South Korean newspapers said Google Earth provides images of the presidential Blue House and military bases in the country, which remains technically at war with communist North Korea. The North's main nuclear facility at Yongbyon is among sites in that country displayed on the service.

The Google site contains clear aerial photos of Parliament House, the Rashtrapati Bhawan and surrounding government offices in New Delhi. There are also some clear shots of defence establishments in India.
Philipp Lenssen points out some of the silliness in this concern, but there must be some validity, since even the roof of the White House is digitally hidden in the Google Maps software.
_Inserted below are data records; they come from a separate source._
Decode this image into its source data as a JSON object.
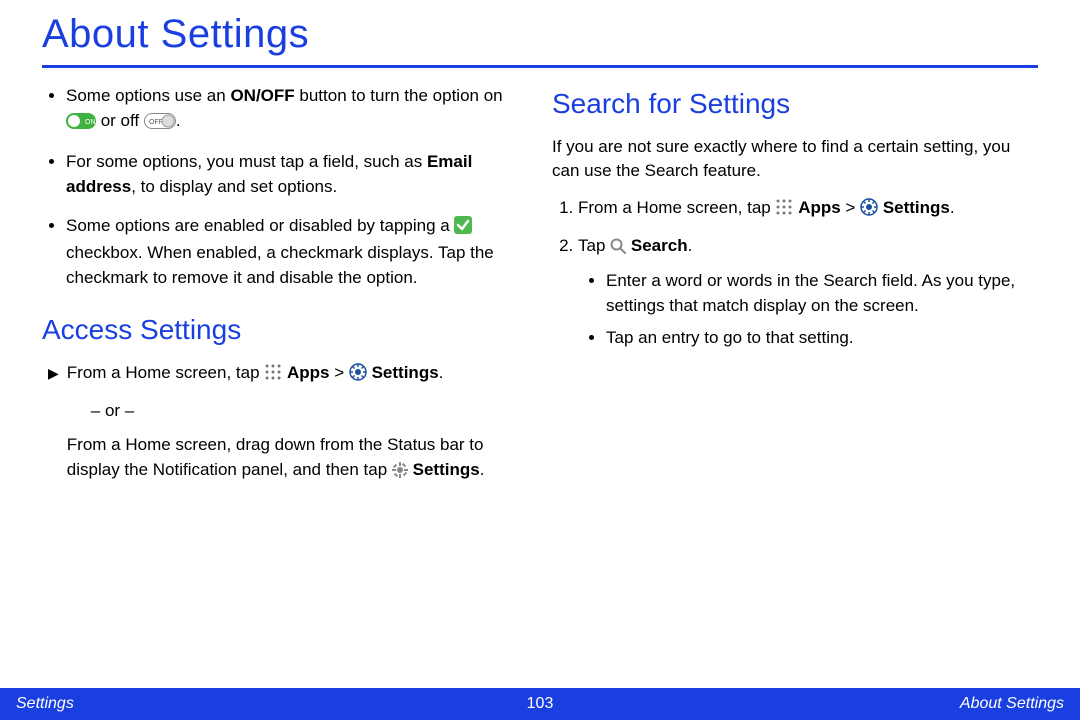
{
  "title": "About Settings",
  "left": {
    "bullets": [
      {
        "pre": "Some options use an ",
        "bold1": "ON/OFF",
        "mid": " button to turn the option on ",
        "mid2": " or off ",
        "end": "."
      },
      {
        "pre": "For some options, you must tap a field, such as ",
        "bold1": "Email address",
        "end": ", to display and set options."
      },
      {
        "pre": "Some options are enabled or disabled by tapping a ",
        "post": " checkbox. When enabled, a checkmark displays. Tap the checkmark to remove it and disable the option."
      }
    ],
    "heading": "Access Settings",
    "arrow": {
      "pre": "From a Home screen, tap ",
      "apps": "Apps",
      "sep": " > ",
      "settings": "Settings",
      "end": "."
    },
    "or": "– or –",
    "para2_pre": "From a Home screen, drag down from the Status bar to display the Notification panel, and then tap ",
    "para2_bold": "Settings",
    "para2_end": "."
  },
  "right": {
    "heading": "Search for Settings",
    "intro": "If you are not sure exactly where to find a certain setting, you can use the Search feature.",
    "step1": {
      "pre": "From a Home screen, tap ",
      "apps": "Apps",
      "sep": " > ",
      "settings": "Settings",
      "end": "."
    },
    "step2": {
      "pre": "Tap ",
      "bold": "Search",
      "end": "."
    },
    "sub": [
      "Enter a word or words in the Search field. As you type, settings that match display on the screen.",
      "Tap an entry to go to that setting."
    ]
  },
  "footer": {
    "left": "Settings",
    "center": "103",
    "right": "About Settings"
  }
}
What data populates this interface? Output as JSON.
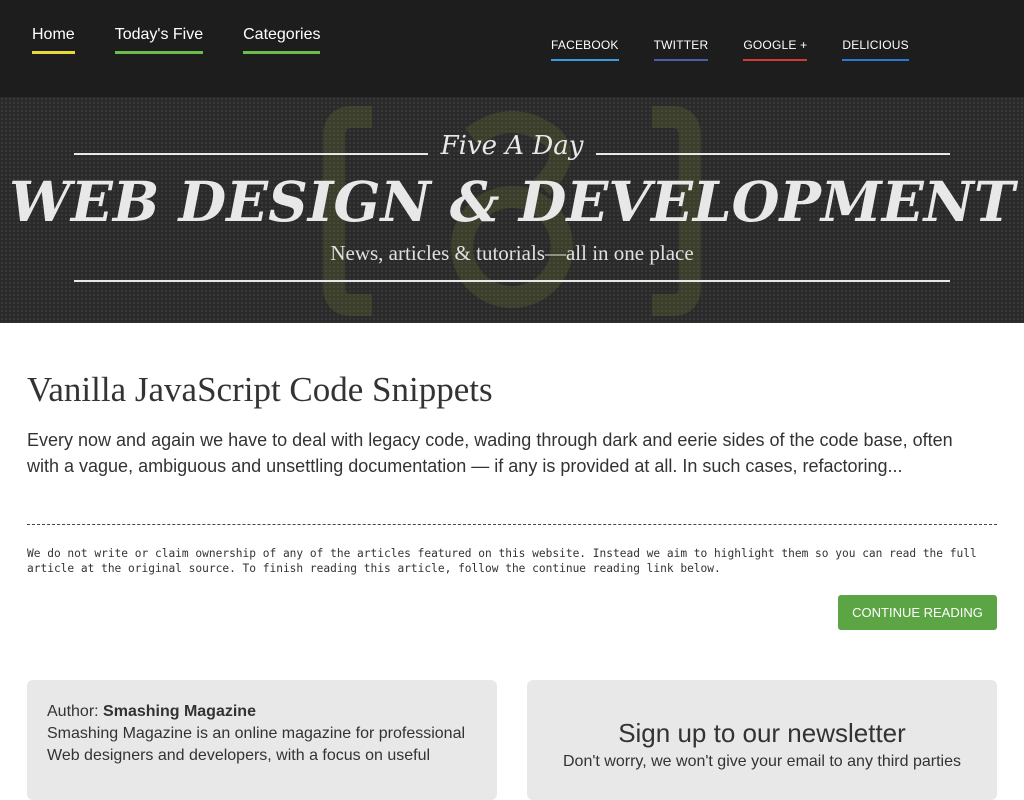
{
  "nav": {
    "main": [
      "Home",
      "Today's Five",
      "Categories"
    ],
    "social": [
      "FACEBOOK",
      "TWITTER",
      "GOOGLE +",
      "DELICIOUS"
    ]
  },
  "hero": {
    "tagline": "Five A Day",
    "title": "WEB DESIGN & DEVELOPMENT",
    "subtitle": "News, articles & tutorials—all in one place"
  },
  "article": {
    "title": "Vanilla JavaScript Code Snippets",
    "excerpt": "Every now and again we have to deal with legacy code, wading through dark and eerie sides of the code base, often with a vague, ambiguous and unsettling documentation — if any is provided at all. In such cases, refactoring...",
    "disclaimer": "We do not write or claim ownership of any of the articles featured on this website. Instead we aim to highlight them so you can read the full article at the original source. To finish reading this article, follow the continue reading link below.",
    "continue_label": "CONTINUE READING"
  },
  "author": {
    "label": "Author:",
    "name": "Smashing Magazine",
    "bio": "Smashing Magazine is an online magazine for professional Web designers and developers, with a focus on useful"
  },
  "newsletter": {
    "title": "Sign up to our newsletter",
    "subtitle": "Don't worry, we won't give your email to any third parties"
  },
  "colors": {
    "topbar": "#1d1d1d",
    "accent_green": "#5ba545",
    "home_underline": "#e8d83a",
    "facebook": "#3b9ae0",
    "twitter": "#4b5fa9",
    "google": "#d23a36",
    "delicious": "#2b78d4"
  }
}
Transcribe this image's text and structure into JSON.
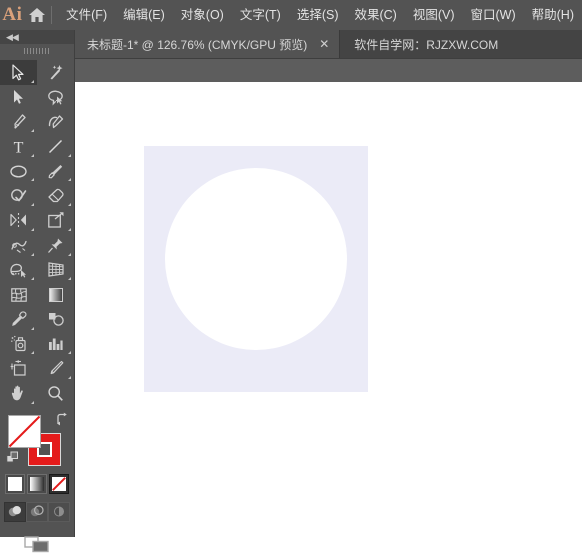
{
  "app": {
    "logo_text": "Ai",
    "home_icon": "home-icon"
  },
  "menubar": {
    "items": [
      {
        "label": "文件(F)",
        "name": "menu-file"
      },
      {
        "label": "编辑(E)",
        "name": "menu-edit"
      },
      {
        "label": "对象(O)",
        "name": "menu-object"
      },
      {
        "label": "文字(T)",
        "name": "menu-type"
      },
      {
        "label": "选择(S)",
        "name": "menu-select"
      },
      {
        "label": "效果(C)",
        "name": "menu-effect"
      },
      {
        "label": "视图(V)",
        "name": "menu-view"
      },
      {
        "label": "窗口(W)",
        "name": "menu-window"
      },
      {
        "label": "帮助(H)",
        "name": "menu-help"
      }
    ]
  },
  "tabbar": {
    "document_tab": {
      "title": "未标题-1* @ 126.76% (CMYK/GPU 预览)",
      "close_label": "✕"
    },
    "watermark": "软件自学网：RJZXW.COM"
  },
  "toolpanel": {
    "collapse_label": "◀◀",
    "tools": [
      {
        "name": "selection-tool",
        "icon": "arrow-solid-outline",
        "active": true,
        "corner": true
      },
      {
        "name": "magic-wand-tool",
        "icon": "magic-wand",
        "active": false,
        "corner": false
      },
      {
        "name": "direct-selection-tool",
        "icon": "arrow-filled",
        "active": false,
        "corner": false
      },
      {
        "name": "lasso-tool",
        "icon": "lasso",
        "active": false,
        "corner": false
      },
      {
        "name": "pen-tool",
        "icon": "pen",
        "active": false,
        "corner": true
      },
      {
        "name": "curvature-tool",
        "icon": "curvature-pen",
        "active": false,
        "corner": false
      },
      {
        "name": "type-tool",
        "icon": "type-T",
        "active": false,
        "corner": true
      },
      {
        "name": "line-segment-tool",
        "icon": "line-segment",
        "active": false,
        "corner": true
      },
      {
        "name": "ellipse-tool",
        "icon": "ellipse",
        "active": false,
        "corner": true
      },
      {
        "name": "paintbrush-tool",
        "icon": "paintbrush",
        "active": false,
        "corner": true
      },
      {
        "name": "shaper-tool",
        "icon": "shaper",
        "active": false,
        "corner": true
      },
      {
        "name": "eraser-tool",
        "icon": "eraser",
        "active": false,
        "corner": true
      },
      {
        "name": "rotate-tool",
        "icon": "reflect",
        "active": false,
        "corner": true
      },
      {
        "name": "scale-tool",
        "icon": "scale",
        "active": false,
        "corner": true
      },
      {
        "name": "width-tool",
        "icon": "warp",
        "active": false,
        "corner": true
      },
      {
        "name": "free-transform-tool",
        "icon": "pushpin",
        "active": false,
        "corner": true
      },
      {
        "name": "shape-builder-tool",
        "icon": "shape-builder",
        "active": false,
        "corner": true
      },
      {
        "name": "perspective-grid-tool",
        "icon": "perspective-grid",
        "active": false,
        "corner": true
      },
      {
        "name": "mesh-tool",
        "icon": "mesh",
        "active": false,
        "corner": false
      },
      {
        "name": "gradient-tool",
        "icon": "gradient",
        "active": false,
        "corner": false
      },
      {
        "name": "eyedropper-tool",
        "icon": "eyedropper",
        "active": false,
        "corner": true
      },
      {
        "name": "blend-tool",
        "icon": "blend",
        "active": false,
        "corner": false
      },
      {
        "name": "symbol-sprayer-tool",
        "icon": "symbol-sprayer",
        "active": false,
        "corner": true
      },
      {
        "name": "column-graph-tool",
        "icon": "bar-graph",
        "active": false,
        "corner": true
      },
      {
        "name": "artboard-tool",
        "icon": "artboard",
        "active": false,
        "corner": false
      },
      {
        "name": "slice-tool",
        "icon": "slice-knife",
        "active": false,
        "corner": true
      },
      {
        "name": "hand-tool",
        "icon": "hand",
        "active": false,
        "corner": true
      },
      {
        "name": "zoom-tool",
        "icon": "magnifier",
        "active": false,
        "corner": false
      }
    ],
    "fill_stroke": {
      "fill_name": "fill-swatch",
      "fill_color": "#ffffff",
      "fill_is_none": true,
      "stroke_name": "stroke-swatch",
      "stroke_color": "#e41b1b",
      "swap_icon": "swap-fill-stroke-icon",
      "default_icon": "default-fill-stroke-icon"
    },
    "mode_buttons": [
      {
        "name": "color-button",
        "icon": "solid-color-swatch",
        "selected": false
      },
      {
        "name": "gradient-button",
        "icon": "gradient-swatch",
        "selected": false
      },
      {
        "name": "none-button",
        "icon": "none-swatch",
        "selected": true
      }
    ],
    "draw_modes": [
      {
        "name": "draw-normal-button",
        "icon": "draw-normal-icon",
        "selected": true
      },
      {
        "name": "draw-behind-button",
        "icon": "draw-behind-icon",
        "selected": false
      },
      {
        "name": "draw-inside-button",
        "icon": "draw-inside-icon",
        "selected": false
      }
    ],
    "screen_mode": {
      "name": "change-screen-mode-button",
      "icon": "screen-mode-icon"
    }
  },
  "canvas": {
    "artboard_name": "artboard",
    "artboard_color": "#ebebf7",
    "shape_name": "white-circle-shape",
    "shape_color": "#ffffff"
  }
}
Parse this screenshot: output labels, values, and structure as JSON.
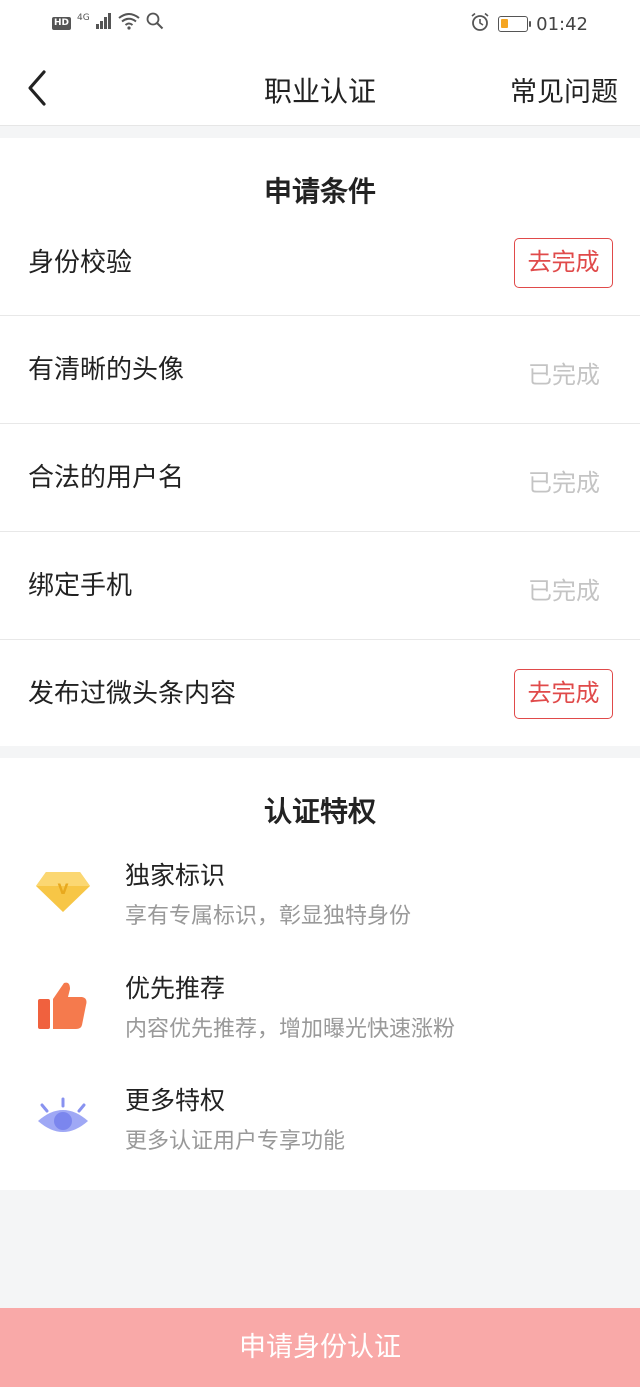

Google's response, in part, is that "the software uses information already available from public sources and the images displayed are about one to two years' old, not shown in real time." Granted the age of the images might limit their usefulness to aspiring terrorists, the defense that the images are "already available from public sources" is weak: while a satellite image of a defense building in India might have been publicly available in recent years, without such an admittedly powerful and cool tool as Google Earth, I would've had no idea how to get access to such a public image. Google, by amassing all the various publicly-available images and making them easy to navigate, enables such security concerns.

UPDATE: Here's the Slashdot conversation on the topic.

UPDATE: It seems the Register has been discussing Google Earth's "threat to democracy" for some time now (here and here). In fact, they've just ended a "Spot the Black Helicopter" competition, where enterprising Google Earth users can submit screenshots of the most secret military installations they can find.